Latent Factor Models Meets Instructions: Goal-conditioned Latent Factor Discovery without Task Supervision
Zhouhang Xie, Tushar Khot, Bhavana Dalvi Mishra, Harshit Surana, Julian McAuley, Peter Clark, Bodhisattwa Prasad Majumder
TL;DR
Instruct-LF addresses the challenge of discovering goal-aligned, interpretable latent factors from unstructured data by coupling LLM-driven property proposals with gradient-based latent factor modeling. The framework first builds a data-property matrix via a per-point property proposal and a dual-embedding link predictor, then clusters properties into latent factors using Linear Corex, yielding interpretable, task-relevant concepts. Across movie dialogues, Alfworld navigation logs, and American bill documents, Instruct-LF improves downstream task performance and outperforms state-of-the-art baselines, with human evaluators favoring its factors and groupings. The approach reduces reliance on strong LLM reasoning, scales to large noisy datasets, and offers a practical pipeline for goal-conditioned pattern discovery with measurable impact.
Abstract
Instruction-following LLMs have recently allowed systems to discover hidden concepts from a collection of unstructured documents based on a natural language description of the purpose of the discovery (i.e., goal).
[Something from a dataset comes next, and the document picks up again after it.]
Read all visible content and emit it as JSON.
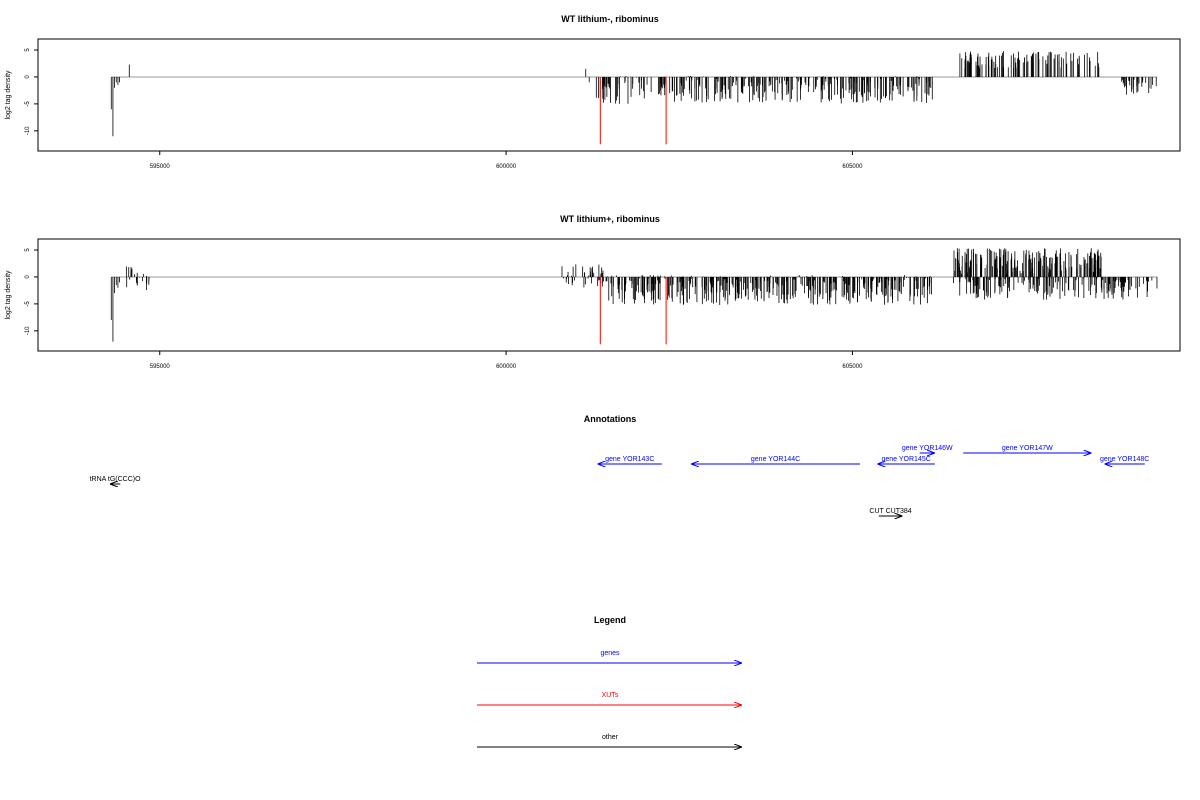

Still, the quality of the discovered concepts remains mixed, as it depends heavily on LLM's reasoning ability and drops when the data is noisy or beyond LLM's knowledge. We present Instruct-LF, a goal-oriented latent factor discovery system that integrates LLM's instruction-following ability with statistical models to handle large, noisy datasets where LLM reasoning alone falls short. Instruct-LF uses LLMs to propose fine-grained, goal-related properties from documents, estimates their presence across the dataset, and applies gradient-based optimization to uncover hidden factors, where each factor is represented by a cluster of co-occurring properties. We evaluate latent factors produced by Instruct-LF on movie recommendation, text-world navigation, and legal document categorization tasks. These interpretable representations improve downstream task performance by 5-52% than the best baselines and were preferred 1.8 times as often as the best alternative, on average, in human evaluation.